The stock rally appeared to be getting support from the options market. In the morning, a Live Action scan showed call volume was more than 21 times average (around 43,000 vs. 2,000). The options chain showed most of that action—more than 14,000 contracts—was concentrated in the August $23 calls expiring next week:
Source: Power E*TRADE
With open interest (OI) of more than 15,000 in those options, there’s certainly the possibility that at least some of them represented traders betting on a near-term rally over the next nine days, since their value at this point mostly depends how far in the money they are.
Early yesterday afternoon, for example, the August $23 calls were trading around $2.13 when SYF shares were trading around $24.80—which means their “intrinsic value” of $1.81 (the stock price minus the option’s strike price) accounted for around 85% of the option’s premium.
Which is a long way of saying that traders playing the long side in SYF calls could be betting on more upside sooner rather than later—something that may also be reflected in the fact that the total open interest for all September SYF options was only around 420 contracts yesterday—around 1% of the OI in just the August $23 calls.

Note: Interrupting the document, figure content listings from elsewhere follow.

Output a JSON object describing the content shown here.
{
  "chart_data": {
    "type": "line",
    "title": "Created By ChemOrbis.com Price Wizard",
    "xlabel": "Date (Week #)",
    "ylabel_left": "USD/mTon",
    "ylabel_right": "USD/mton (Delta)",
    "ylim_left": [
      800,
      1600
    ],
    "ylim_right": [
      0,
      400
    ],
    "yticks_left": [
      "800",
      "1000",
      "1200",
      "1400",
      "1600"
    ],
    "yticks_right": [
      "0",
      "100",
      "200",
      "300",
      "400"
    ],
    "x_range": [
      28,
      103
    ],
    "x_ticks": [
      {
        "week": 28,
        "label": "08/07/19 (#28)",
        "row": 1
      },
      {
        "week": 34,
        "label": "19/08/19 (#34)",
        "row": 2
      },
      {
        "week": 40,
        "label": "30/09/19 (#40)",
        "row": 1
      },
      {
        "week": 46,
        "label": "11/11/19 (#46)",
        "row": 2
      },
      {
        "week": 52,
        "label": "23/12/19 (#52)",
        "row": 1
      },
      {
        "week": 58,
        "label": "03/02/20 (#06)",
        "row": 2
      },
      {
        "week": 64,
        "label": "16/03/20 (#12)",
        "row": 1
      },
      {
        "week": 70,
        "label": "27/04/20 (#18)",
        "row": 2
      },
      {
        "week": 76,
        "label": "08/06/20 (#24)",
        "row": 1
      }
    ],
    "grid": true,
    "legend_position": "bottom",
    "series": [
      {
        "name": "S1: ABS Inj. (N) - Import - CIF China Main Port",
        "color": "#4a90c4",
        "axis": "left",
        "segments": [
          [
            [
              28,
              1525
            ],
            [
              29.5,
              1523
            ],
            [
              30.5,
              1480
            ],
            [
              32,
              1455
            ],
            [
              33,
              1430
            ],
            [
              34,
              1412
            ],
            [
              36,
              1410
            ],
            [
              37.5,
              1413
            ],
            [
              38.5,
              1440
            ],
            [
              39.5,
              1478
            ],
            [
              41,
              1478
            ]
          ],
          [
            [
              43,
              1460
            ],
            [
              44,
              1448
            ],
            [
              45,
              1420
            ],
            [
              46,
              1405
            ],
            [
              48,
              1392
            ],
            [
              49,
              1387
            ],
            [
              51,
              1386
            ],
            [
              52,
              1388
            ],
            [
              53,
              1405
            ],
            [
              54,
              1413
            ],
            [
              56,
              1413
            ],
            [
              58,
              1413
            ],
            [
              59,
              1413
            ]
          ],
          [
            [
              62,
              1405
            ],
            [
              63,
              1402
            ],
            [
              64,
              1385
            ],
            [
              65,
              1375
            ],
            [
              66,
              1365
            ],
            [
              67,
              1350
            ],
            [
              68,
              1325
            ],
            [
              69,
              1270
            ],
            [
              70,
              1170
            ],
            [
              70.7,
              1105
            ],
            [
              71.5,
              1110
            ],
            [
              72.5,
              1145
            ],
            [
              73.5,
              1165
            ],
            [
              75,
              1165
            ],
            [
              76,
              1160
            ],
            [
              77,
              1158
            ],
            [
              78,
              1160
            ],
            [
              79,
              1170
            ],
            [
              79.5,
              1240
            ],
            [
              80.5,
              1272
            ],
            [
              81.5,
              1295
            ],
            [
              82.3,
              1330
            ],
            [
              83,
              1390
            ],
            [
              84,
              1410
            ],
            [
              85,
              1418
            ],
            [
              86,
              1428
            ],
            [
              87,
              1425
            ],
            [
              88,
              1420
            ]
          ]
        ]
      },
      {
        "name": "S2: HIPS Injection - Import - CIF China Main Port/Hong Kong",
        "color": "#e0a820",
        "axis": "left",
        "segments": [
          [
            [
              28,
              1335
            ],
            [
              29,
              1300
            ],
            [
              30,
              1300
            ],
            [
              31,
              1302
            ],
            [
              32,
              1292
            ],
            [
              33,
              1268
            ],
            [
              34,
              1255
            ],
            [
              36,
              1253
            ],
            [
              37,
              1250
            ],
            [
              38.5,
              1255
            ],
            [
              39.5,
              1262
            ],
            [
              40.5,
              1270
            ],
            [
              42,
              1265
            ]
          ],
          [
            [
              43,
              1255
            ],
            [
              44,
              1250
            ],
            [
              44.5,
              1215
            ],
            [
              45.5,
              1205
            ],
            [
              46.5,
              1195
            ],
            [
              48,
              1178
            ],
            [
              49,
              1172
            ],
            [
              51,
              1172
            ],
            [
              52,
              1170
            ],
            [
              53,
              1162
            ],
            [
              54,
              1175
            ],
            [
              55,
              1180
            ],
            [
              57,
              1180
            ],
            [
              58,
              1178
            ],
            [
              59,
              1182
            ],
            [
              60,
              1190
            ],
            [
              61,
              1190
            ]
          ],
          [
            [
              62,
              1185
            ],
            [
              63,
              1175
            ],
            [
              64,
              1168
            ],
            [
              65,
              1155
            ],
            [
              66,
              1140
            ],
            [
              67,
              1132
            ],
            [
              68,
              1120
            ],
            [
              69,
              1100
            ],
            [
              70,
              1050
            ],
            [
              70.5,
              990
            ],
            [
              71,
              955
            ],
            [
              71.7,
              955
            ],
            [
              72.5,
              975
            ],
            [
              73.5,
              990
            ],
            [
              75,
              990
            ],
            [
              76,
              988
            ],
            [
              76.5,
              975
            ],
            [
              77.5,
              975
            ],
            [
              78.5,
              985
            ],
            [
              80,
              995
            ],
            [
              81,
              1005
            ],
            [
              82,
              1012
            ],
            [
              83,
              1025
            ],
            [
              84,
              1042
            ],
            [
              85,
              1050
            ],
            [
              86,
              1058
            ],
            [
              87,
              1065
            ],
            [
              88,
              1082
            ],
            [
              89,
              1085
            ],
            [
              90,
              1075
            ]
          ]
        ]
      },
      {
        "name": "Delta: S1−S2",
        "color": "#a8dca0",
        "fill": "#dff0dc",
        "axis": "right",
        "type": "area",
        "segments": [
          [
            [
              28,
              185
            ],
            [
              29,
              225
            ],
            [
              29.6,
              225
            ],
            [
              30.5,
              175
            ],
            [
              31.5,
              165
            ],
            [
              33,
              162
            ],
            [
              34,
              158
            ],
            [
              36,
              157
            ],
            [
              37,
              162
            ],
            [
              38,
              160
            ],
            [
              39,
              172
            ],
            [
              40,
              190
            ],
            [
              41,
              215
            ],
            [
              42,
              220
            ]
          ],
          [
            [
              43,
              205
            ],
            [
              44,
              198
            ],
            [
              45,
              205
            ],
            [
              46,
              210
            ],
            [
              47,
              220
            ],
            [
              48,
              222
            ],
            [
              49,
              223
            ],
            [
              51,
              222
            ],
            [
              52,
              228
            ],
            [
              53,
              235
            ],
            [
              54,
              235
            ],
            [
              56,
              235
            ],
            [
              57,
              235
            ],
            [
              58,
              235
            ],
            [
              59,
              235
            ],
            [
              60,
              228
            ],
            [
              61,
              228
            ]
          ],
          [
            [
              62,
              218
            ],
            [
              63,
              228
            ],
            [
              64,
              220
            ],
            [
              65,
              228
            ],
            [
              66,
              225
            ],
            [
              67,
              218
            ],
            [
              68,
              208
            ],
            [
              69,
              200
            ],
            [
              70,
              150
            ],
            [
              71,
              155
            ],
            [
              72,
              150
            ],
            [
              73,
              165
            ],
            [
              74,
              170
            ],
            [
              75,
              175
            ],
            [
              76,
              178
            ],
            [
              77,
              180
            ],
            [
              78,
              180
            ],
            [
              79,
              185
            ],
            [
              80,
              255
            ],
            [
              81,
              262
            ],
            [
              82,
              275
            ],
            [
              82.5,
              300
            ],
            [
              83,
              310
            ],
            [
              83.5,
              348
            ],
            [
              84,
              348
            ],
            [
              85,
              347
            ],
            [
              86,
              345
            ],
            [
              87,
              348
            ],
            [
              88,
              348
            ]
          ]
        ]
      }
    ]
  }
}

Options traders are sometimes referred to as “smart money,” but they're no more or less informed than any other type of trader. But unusual options activity is always worth paying attention to, because it can occasionally tip you off to under-the-radar developments, including how certain players—sometimes big ones—may be positioning themselves.
Market Mover Update: After a 6.6% rally on Friday, FedEx (FDX) jumped nearly 9% yesterday, running its gain since breaking out of a trading range noted in “Trading outside the box” to more than 25%.
Today’s numbers (all times ET): NFIB Small Business Optimism Index (6 a.m.), Producer Price Index, PPI (8:30 a.m.).
Today’s earnings include: Sysco (SYY), Shockwave Medical (SWAV), K12 (LRN).